In 17 Fällen vorsätzlicher Tötungen und 20 Fällen vorsätzlicher Körperverletzung ließen sich die Umstände bisher nicht klären.
Durch Beschuss aus Kleinwaffen wurden etliche zivile Objekte beschädigt, vor allem Wohnhäuser (47), ebenso 11 geschäftliche Objekte, meist Pavillons und Marktbuden. Außerdem wurden historische Denkmäler beschossen, insbesondere Soldaten-Denkmäler, Gedenkorte an Opfer des Zweiten Weltkriegs usw. Vereinzelt wurden staatliche Einrichtungen unter Beschuss genommen (2 Fälle), Krankenhäuser (1 Fall), Schulen und Kindergärten (3 Fälle), kulturelle Einrichtungen (1 Fall), Kultgebäude (1 Fall), Objekte kritischer Infrastruktur (1 Fall).
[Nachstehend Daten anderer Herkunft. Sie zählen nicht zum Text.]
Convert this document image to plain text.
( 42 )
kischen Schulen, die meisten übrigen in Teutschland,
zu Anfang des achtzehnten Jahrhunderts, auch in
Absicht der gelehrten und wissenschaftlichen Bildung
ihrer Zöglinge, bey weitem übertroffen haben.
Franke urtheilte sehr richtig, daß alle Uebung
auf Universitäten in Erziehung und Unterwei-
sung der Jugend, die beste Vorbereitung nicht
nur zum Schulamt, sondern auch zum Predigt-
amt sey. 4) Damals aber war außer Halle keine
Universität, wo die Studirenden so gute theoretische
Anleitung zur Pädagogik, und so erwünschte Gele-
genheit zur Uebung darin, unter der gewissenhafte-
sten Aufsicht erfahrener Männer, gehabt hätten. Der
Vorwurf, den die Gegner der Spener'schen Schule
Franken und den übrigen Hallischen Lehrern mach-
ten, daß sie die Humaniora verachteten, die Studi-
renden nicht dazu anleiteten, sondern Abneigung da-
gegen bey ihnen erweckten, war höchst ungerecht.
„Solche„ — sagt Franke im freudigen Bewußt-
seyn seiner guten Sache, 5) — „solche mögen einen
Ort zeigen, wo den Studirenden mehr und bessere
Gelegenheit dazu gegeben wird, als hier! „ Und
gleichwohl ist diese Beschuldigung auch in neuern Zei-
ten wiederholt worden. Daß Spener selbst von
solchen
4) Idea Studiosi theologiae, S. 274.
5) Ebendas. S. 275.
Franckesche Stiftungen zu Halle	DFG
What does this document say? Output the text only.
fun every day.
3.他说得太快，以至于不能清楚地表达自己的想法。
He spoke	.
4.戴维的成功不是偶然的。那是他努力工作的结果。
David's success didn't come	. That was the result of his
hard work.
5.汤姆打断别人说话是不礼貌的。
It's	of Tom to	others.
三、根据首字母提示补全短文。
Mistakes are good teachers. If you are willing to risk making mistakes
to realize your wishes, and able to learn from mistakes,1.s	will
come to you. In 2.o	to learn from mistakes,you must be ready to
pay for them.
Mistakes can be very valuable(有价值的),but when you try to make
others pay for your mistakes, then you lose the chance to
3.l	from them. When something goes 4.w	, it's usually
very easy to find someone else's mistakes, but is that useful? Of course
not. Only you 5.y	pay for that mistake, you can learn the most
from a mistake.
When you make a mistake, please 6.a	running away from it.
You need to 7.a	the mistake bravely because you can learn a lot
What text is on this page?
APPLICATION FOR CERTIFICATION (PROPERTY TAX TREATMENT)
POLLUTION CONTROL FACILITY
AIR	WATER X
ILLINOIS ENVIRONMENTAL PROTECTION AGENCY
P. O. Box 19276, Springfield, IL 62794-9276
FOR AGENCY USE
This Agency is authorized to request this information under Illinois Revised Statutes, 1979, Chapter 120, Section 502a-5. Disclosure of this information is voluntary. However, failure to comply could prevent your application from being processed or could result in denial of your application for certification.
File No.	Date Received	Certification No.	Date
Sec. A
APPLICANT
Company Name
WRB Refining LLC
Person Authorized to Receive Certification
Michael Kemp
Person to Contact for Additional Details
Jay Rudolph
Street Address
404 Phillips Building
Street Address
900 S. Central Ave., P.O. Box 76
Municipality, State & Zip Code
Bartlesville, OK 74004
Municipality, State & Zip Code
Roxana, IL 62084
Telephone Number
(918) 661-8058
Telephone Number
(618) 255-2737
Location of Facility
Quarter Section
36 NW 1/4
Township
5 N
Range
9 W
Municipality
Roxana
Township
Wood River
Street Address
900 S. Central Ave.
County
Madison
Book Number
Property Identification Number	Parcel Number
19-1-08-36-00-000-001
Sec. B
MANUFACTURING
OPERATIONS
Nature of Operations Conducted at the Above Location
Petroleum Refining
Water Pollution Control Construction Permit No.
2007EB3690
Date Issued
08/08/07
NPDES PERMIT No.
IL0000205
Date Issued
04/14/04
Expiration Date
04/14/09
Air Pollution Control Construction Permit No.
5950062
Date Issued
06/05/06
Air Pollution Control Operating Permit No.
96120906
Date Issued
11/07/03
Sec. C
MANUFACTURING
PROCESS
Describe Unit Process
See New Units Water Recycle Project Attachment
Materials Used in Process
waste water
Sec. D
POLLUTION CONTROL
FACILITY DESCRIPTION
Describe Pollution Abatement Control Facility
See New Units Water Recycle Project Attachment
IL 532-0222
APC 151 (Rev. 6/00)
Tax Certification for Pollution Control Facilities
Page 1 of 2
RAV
Somit setzen die russländischen Truppen die gezielte Vernichtung der ukrainischen Bevölkerung in den zeitweilig besetzten Gebieten und den Zonen aktiver Kampfhandlungen fort. In ihrem Vorgehen gibt es kein erkennbares und generelles Motiv außer dem Terror gegen die örtliche Bevölkerung und der Unterdrückung von Widerstand. Massenerschießungen großer Gruppen von Ukrainern wurden nicht verzeichnet. Allerdings legen die systematischen vorsätzlichen Tötungen und Körperverletzungen mit gleichartiger Vorgehensweise nahe, dass es eine klare Anweisung der obersten russländischen Militärführung gibt, Menschen gezielt zu vernichten.